Communication Resources Constrained Hierarchical Federated Learning for End-to-End Autonomous Driving
Wei-Bin Kou, Shuai Wang, Guangxu Zhu, Bin Luo, Yingxian Chen, Derrick Wing Kwan Ng, Yik-Chung Wu
TL;DR
The paper tackles the challenge of generalizing end-to-end autonomous driving under constrained communications by introducing CRCHFL, an optimization-driven, hierarchical federated learning framework that couples cloud pretraining, edge FL, and cloud FL. By jointly scheduling data and model transfers within a throughput budget using an objective that balances pretraining data and federated updates, CRCHFL accelerates convergence and improves generalization compared to SFL and HFL, as demonstrated in CARLA simulations. Key contributions include (1) an optimization-based resource scheduler, (2) a three-stage training workflow that leverages centralized pretraining to seed edge-cloud learning, and (3) empirical evidence of faster convergence and better performance under tight bandwidth, with ablation insights on resource allocation. The approach has practical implications for deploying reliable, generalizable end-to-end autonomous driving in resource-limited networks, while future work could address channel fading, larger-scale deployments, and multi-modal CRCHFL integrations.
Abstract
While federated learning (FL) improves the generalization of end-to-end autonomous driving by model aggregation, the conventional single-hop FL (SFL) suffers from slow convergence rate due to long-range communications among vehicles and cloud server. Hierarchical federated learning (HFL) overcomes such drawbacks via introduction of mid-point edge servers. However, the orchestration between constrained communication resources and HFL performance becomes an urgent problem.

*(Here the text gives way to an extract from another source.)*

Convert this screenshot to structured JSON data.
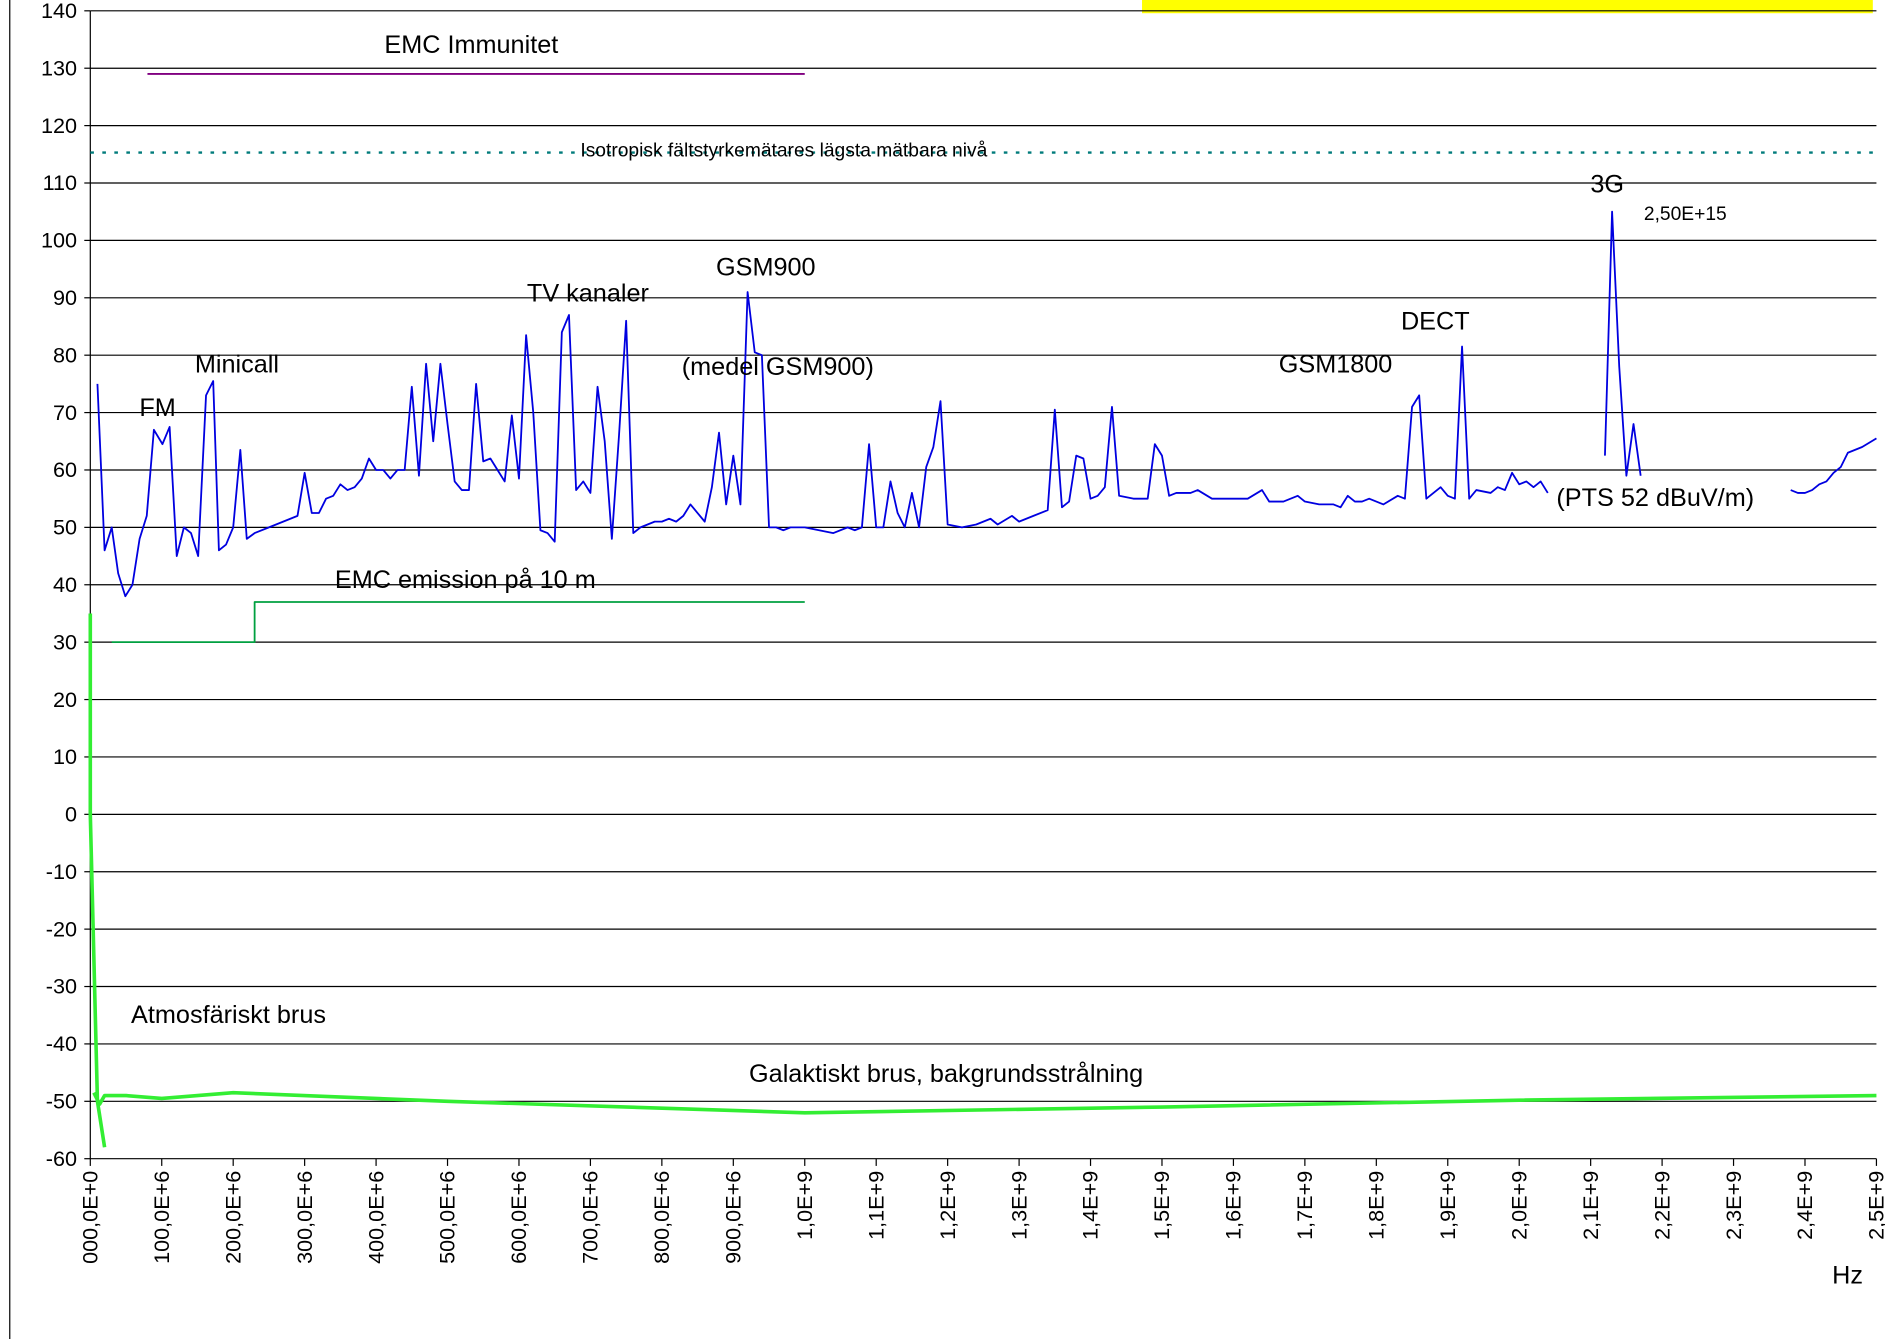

This paper proposes an optimization-based Communication Resource Constrained Hierarchical Federated Learning (CRCHFL) framework to minimize the generalization error of the autonomous driving model using hybrid data and model aggregation. The effectiveness of the proposed CRCHFL is evaluated in the Car Learning to Act (CARLA) simulation platform. Results show that the proposed CRCHFL both accelerates the convergence rate and enhances the generalization of federated learning autonomous driving model. Moreover, under the same communication resource budget, it outperforms the HFL by 10.33% and the SFL by 12.44%.